Letters From Yellowstone is a Goodwill find that I picked up because I barely glanced at the back and thought it was a nonfiction book about a female scientist joining a field study in Yellowstone National Park in 1898. It is in fact a novel, although a particularly well researched one (the author studie nineteenth-century western and environmental history as a graduate student and references quite a few Yellowstone books that informed her writing), and was a fantastic read (particularly because I finished it while laid out on a sleeping pad on top of a picnic table in Yellowstone National Park).

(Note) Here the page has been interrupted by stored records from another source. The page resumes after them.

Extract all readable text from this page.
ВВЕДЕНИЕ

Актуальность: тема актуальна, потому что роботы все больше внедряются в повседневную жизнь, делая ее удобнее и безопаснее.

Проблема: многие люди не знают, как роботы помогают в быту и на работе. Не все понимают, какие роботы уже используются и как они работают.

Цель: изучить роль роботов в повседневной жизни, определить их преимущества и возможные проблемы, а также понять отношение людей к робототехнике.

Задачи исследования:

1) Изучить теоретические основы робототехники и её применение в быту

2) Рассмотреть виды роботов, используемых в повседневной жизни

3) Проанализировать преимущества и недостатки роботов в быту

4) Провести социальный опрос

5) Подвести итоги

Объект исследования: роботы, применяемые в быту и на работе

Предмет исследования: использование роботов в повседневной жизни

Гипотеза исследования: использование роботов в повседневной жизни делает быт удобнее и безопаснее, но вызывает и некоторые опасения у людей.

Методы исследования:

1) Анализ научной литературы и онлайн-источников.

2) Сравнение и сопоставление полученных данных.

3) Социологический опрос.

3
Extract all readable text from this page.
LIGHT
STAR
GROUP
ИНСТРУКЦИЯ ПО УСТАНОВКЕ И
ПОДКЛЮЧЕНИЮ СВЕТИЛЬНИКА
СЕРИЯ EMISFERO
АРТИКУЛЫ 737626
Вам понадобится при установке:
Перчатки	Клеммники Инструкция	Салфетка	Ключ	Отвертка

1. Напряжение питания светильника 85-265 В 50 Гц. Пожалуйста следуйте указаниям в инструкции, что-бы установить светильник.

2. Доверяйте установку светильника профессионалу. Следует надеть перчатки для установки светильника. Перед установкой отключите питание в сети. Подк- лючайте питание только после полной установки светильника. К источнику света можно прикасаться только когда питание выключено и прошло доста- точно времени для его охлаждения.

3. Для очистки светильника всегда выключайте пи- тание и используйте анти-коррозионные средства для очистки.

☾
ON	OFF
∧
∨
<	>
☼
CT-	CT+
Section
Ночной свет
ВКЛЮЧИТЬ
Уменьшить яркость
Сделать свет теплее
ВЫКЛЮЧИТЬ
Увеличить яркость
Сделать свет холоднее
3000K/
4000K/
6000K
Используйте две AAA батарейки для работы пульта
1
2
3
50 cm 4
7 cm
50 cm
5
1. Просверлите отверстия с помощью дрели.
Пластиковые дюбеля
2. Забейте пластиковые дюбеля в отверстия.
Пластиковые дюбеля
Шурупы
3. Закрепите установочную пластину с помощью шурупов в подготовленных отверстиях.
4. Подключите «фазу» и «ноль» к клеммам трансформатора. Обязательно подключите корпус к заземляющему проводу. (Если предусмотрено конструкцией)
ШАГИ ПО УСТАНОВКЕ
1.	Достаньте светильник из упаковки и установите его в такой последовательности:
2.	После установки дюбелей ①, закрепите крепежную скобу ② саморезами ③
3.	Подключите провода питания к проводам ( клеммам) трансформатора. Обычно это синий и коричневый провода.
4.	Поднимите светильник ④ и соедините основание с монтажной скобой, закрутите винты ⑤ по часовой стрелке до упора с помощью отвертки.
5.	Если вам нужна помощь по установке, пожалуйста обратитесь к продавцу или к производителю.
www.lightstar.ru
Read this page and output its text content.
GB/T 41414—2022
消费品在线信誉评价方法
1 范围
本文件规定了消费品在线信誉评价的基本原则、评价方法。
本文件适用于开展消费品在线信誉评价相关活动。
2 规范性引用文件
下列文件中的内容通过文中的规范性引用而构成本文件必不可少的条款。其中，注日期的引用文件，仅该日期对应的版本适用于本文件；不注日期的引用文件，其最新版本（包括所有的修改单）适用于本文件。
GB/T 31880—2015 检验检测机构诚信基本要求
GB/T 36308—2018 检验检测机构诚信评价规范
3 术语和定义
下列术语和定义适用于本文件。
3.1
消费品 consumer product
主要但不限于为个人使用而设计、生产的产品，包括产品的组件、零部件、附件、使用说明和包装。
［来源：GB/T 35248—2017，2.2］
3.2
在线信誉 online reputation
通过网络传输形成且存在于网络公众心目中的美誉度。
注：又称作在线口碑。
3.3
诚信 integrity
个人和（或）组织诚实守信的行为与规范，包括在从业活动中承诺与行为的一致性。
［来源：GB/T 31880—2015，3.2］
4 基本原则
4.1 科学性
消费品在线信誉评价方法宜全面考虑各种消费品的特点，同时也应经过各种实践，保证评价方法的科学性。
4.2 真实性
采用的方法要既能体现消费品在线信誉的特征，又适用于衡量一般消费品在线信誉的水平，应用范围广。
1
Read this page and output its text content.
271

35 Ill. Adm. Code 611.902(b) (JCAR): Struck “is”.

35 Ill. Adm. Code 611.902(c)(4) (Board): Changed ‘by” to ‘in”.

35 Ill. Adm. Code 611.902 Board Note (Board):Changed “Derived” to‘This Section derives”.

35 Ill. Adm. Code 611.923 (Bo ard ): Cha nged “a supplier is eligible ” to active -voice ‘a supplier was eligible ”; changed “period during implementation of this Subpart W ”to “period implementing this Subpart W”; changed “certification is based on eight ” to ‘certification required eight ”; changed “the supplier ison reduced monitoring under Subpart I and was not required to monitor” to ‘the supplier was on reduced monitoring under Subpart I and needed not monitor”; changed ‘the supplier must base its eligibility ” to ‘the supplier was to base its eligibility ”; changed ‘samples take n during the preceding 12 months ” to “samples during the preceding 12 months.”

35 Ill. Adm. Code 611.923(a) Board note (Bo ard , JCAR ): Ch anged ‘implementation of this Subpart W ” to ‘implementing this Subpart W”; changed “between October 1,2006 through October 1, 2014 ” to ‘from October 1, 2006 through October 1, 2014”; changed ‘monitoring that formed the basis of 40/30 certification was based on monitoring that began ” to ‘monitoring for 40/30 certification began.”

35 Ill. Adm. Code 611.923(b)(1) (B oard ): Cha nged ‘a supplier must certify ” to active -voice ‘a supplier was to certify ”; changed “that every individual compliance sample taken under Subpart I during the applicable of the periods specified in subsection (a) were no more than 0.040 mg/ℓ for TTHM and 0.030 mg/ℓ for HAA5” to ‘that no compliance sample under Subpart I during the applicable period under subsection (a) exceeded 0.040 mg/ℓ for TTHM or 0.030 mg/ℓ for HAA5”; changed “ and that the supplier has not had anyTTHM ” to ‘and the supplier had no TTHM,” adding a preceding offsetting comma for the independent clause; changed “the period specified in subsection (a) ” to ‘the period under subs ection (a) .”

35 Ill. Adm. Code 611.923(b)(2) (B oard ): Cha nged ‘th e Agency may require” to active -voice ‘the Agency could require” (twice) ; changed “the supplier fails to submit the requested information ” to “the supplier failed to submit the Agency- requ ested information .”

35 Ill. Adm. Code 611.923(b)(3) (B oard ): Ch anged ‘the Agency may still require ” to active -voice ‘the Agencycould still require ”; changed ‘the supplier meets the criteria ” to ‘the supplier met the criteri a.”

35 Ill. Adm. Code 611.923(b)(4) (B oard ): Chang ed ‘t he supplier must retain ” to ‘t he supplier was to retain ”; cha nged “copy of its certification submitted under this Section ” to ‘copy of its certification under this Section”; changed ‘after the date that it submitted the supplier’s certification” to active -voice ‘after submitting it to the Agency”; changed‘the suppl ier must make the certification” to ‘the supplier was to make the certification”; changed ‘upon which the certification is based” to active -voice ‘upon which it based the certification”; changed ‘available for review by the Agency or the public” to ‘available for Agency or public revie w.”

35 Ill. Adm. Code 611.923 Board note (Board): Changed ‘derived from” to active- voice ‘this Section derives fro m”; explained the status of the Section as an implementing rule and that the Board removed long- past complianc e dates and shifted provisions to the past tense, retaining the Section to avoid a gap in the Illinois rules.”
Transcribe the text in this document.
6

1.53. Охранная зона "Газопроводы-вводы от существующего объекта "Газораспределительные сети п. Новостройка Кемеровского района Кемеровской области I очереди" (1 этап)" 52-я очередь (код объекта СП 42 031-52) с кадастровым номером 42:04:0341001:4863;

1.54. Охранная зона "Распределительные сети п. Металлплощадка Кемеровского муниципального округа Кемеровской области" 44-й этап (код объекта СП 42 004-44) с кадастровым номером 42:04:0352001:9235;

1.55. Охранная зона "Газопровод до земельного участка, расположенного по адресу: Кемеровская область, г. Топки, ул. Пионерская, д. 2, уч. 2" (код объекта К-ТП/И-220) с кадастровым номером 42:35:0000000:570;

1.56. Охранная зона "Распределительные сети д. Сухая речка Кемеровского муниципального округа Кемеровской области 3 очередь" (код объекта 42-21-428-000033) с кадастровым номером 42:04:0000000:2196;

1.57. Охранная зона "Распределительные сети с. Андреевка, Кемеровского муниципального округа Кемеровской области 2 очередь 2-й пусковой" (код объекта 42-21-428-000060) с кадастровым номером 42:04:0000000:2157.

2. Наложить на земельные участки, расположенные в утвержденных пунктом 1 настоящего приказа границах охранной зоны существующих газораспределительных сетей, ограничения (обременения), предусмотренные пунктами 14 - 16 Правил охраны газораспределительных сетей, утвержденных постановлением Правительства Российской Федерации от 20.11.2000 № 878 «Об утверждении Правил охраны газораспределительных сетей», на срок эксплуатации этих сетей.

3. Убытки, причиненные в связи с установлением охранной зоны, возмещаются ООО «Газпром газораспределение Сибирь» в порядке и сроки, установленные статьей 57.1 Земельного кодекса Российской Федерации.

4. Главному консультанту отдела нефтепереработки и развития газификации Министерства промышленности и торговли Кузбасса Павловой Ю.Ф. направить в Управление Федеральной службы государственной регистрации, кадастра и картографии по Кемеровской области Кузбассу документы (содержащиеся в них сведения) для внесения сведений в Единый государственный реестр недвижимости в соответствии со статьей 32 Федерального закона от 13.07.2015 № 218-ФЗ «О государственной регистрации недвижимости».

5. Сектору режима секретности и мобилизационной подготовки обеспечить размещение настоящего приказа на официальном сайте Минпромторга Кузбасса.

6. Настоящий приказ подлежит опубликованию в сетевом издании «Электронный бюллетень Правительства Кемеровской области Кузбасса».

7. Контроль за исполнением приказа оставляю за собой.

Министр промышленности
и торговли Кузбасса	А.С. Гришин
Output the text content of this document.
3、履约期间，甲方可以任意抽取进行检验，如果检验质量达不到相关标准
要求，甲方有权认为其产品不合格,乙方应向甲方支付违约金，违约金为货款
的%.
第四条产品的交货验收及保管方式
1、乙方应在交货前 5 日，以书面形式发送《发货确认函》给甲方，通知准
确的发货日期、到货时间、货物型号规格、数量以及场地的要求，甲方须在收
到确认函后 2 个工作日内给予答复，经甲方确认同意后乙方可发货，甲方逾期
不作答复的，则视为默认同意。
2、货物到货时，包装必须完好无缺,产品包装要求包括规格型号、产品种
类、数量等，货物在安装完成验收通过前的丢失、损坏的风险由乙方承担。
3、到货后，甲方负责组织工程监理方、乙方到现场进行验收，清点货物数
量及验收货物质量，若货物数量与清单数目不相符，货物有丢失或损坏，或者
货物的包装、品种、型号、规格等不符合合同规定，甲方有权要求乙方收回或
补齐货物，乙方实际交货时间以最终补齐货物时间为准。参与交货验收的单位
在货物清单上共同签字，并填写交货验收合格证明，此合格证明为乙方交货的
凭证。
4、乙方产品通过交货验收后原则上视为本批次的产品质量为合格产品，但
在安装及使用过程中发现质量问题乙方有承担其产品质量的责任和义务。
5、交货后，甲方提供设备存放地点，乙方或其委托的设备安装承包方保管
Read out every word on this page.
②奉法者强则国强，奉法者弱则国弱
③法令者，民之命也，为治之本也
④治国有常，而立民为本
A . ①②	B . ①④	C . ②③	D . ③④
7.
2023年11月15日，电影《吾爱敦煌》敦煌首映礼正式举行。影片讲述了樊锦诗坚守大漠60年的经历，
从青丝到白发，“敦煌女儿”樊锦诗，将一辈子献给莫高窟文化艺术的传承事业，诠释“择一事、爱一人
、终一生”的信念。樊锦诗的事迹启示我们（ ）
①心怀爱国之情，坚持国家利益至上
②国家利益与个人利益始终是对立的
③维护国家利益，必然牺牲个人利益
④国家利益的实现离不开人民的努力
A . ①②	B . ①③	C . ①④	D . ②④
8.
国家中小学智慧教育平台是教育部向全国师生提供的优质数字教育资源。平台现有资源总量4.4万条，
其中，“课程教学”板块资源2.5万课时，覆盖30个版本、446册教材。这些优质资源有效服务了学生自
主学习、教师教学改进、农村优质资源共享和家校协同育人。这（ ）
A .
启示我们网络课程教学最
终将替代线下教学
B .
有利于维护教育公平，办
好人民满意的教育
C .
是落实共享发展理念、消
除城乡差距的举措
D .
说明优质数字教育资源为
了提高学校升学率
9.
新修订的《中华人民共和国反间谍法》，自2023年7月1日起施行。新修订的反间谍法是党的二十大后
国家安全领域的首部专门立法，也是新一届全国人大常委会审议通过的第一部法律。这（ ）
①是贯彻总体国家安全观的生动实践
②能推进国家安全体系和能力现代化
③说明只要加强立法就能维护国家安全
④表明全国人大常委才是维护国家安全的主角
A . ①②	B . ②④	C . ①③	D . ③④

It is an epistolary novel told in letters and telegrams from most of the main characters to their various friends, family, colleagues, and bosses. It begins with Miss Alex Bartram writing Professor Merriam asking to join his Yellowstone expedition and signing simply "A. E. Bartram" leaving to the kerfluffle of him assuming that this botanist is a man. (Even now many female scientists choose to submit using initials rather than names that give away their sex - tried to find a cite about an interesting study of how female submitters are accepted less often in scientific journals than males, but I don't have a subscription and the pop-press apparently didn't pick it up - will keep looking). The book is interesting for a few reasons. We encounter a variety of women interested in science in different ways (from our serious botanist to hardcore bird watchers to silly girls who just like to look at cool things in nature) and get to see the sexist ways men react to them (from simply being patronizing to completely ignoring them). We also encounter an American Indian family and see the different racist and progressive ways people react to them as people and as scientists with their traditional natural remedies to maladies. The characters are dynamic and believable, with their belief systems changing in a way that reflects their experiences. Most interesting to me was the way the author incorporates early Yellowstone history - how the army was commissioned to protect the park and the park lovers were terrified of how 'popular' and 'accessible' it was becoming because it would be destroyed (people used to put their clothing into the Old Faithful geyser as a quick way to give them a hot wash!) All of this heightened my entrance into the park through the majestic Roosevelt Arch which says "For the Benefit and Enjoyment of the People" - I am so proud of our National Park system.
I would say this novel is a little more serious than a beach read, but is still quick and easy, and anyone with an interest in Yellowstone or botany would enjoy it.